The New Testament is clear about the reality of Jesus’ virgin birth or, more accurately, His virgin conception. It’s really impossible to explain away what the New Testament unequivocally affirms about Christ’s miraculous conception. And while the modern church is often vigilant in defending the fact of the virgin birth and conception of Jesus, it also has often overlooked its significance. It’s important to affirm the virgin conception because the Bible does, but we also need to understand WHY the virgin birth is important.
A Physical and Spiritual Nature
Only Matthew and Luke record the circumstances of Jesus’ birth, but both explicitly make the point that Jesus would be born of the “Holy Spirit” (Matt. 1:20 and Luke 1:35). This means Jesus was born of flesh AND of the Spirit. In this sense He was different from any other person ever born. From the moment of conception, Jesus was born of the flesh (Mary) AND the Holy Spirit. He was both physical and spiritual.
In Romans 8:29, Paul told the Roman church that believers were “predestined to be conformed to the image of His [God’s] Son, so that He [Jesus] would be the firstborn among many brothers” (emphasis added). We might argue over what “predestined” means, but our point here is that Jesus was to be the “firstborn among many brothers.” This would require that Jesus’ “pedigree” be different from all other human beings. And that is, in fact, the case. Jesus was born of the flesh AND the Spirit. Such a pedigree would require a virgin birth or conception.
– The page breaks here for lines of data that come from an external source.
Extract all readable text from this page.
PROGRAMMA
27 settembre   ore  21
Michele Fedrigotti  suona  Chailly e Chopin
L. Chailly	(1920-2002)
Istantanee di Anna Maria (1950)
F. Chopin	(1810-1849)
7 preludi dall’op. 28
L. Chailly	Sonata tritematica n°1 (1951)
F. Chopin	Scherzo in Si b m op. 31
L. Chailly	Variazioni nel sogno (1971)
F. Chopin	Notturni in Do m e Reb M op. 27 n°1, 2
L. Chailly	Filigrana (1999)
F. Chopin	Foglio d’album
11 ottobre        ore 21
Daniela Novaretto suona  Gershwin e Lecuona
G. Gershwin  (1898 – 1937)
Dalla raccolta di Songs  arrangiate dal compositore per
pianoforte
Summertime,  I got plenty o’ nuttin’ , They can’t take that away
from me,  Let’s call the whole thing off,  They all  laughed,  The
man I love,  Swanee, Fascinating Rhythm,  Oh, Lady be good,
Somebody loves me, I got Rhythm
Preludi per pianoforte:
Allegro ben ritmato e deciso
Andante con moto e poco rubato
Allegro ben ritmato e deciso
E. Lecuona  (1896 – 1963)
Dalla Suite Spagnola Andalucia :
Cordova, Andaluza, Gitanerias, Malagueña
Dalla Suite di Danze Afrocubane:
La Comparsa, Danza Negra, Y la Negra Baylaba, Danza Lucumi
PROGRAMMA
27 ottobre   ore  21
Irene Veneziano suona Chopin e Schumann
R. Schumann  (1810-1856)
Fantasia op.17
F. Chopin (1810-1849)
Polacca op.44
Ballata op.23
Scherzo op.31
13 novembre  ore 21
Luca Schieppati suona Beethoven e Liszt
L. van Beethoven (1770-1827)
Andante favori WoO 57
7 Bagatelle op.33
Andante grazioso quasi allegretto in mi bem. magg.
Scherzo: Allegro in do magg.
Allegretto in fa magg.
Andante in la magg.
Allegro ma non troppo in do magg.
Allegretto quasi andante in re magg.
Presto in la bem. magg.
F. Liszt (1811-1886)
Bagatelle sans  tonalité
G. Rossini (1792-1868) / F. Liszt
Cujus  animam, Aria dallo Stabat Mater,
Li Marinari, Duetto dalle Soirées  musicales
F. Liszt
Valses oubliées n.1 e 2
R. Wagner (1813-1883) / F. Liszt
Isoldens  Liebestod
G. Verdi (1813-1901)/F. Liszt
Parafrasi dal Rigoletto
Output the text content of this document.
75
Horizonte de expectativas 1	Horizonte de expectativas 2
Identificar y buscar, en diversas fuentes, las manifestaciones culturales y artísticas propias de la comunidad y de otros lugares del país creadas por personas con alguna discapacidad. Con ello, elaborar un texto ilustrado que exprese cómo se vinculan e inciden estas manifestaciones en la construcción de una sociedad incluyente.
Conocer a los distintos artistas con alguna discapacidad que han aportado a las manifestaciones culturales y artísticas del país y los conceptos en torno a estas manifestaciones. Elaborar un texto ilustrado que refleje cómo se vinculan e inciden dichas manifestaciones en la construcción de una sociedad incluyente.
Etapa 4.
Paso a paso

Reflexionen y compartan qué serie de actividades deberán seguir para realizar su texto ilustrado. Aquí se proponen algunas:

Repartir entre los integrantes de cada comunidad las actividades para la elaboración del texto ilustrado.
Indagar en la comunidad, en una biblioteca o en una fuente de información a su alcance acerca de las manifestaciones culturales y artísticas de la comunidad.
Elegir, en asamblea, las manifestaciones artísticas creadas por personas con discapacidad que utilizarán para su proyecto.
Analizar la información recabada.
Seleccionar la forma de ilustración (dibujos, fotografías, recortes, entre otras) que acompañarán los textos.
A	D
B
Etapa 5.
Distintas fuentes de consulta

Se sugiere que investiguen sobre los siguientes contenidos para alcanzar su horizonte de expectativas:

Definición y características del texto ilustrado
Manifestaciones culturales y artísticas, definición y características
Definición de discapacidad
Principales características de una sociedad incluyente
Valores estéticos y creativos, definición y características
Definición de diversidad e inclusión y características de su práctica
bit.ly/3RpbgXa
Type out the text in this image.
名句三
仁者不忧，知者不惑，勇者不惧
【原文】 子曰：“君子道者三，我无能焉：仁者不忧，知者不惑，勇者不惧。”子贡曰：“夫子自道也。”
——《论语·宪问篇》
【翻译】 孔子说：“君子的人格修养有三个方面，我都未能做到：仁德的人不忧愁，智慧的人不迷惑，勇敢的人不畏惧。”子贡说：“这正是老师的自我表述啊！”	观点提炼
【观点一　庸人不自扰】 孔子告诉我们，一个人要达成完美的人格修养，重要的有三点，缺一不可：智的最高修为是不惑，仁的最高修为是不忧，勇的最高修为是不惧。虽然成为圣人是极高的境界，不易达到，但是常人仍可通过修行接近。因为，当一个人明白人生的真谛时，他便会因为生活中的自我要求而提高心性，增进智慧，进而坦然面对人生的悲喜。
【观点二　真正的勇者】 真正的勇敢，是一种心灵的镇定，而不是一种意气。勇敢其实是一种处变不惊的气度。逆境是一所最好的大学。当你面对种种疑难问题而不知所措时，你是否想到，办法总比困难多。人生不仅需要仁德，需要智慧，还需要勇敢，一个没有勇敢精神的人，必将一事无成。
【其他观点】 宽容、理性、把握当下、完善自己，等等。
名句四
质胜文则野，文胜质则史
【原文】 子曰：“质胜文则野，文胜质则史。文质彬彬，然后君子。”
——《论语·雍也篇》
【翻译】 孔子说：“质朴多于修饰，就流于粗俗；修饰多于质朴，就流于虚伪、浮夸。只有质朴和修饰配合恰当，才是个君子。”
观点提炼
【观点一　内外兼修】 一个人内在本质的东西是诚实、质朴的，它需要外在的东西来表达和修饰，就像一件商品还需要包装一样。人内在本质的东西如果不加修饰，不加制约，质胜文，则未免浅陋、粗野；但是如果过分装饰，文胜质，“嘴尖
Salvation Requires a New Birth
When Jesus spoke to Nicodemus in John 3:1-8, He was asked what it meant to be “born again.” Jesus replied that “unless someone is born of water and the Spirit, he cannot enter the kingdom of God.” While there’s a good deal of debate over the meaning of “water” in this context, it makes sense, in light of Jesus’ virgin birth and “firstborn” status, that “water” is referring to physical birth. In order to enter the Kingdom of God, Jesus is saying, a person must be born physically (as Nicodemus was picturing) and be born spiritually as well.
The bottom line here is that Jesus is the “firstborn” of a new kind of people. Those fit for the Kingdom of God are a new people who, like Jesus, are born of the flesh and, now, the Spirit. Such a “pedigree” would not be possible without the virgin birth and conception of Jesus. If we’re going to affirm or believe in the miraculous nature of those who have been “born again,” then we must also affirm Jesus’ miraculous nature and that miraculous nature requires a virgin conception.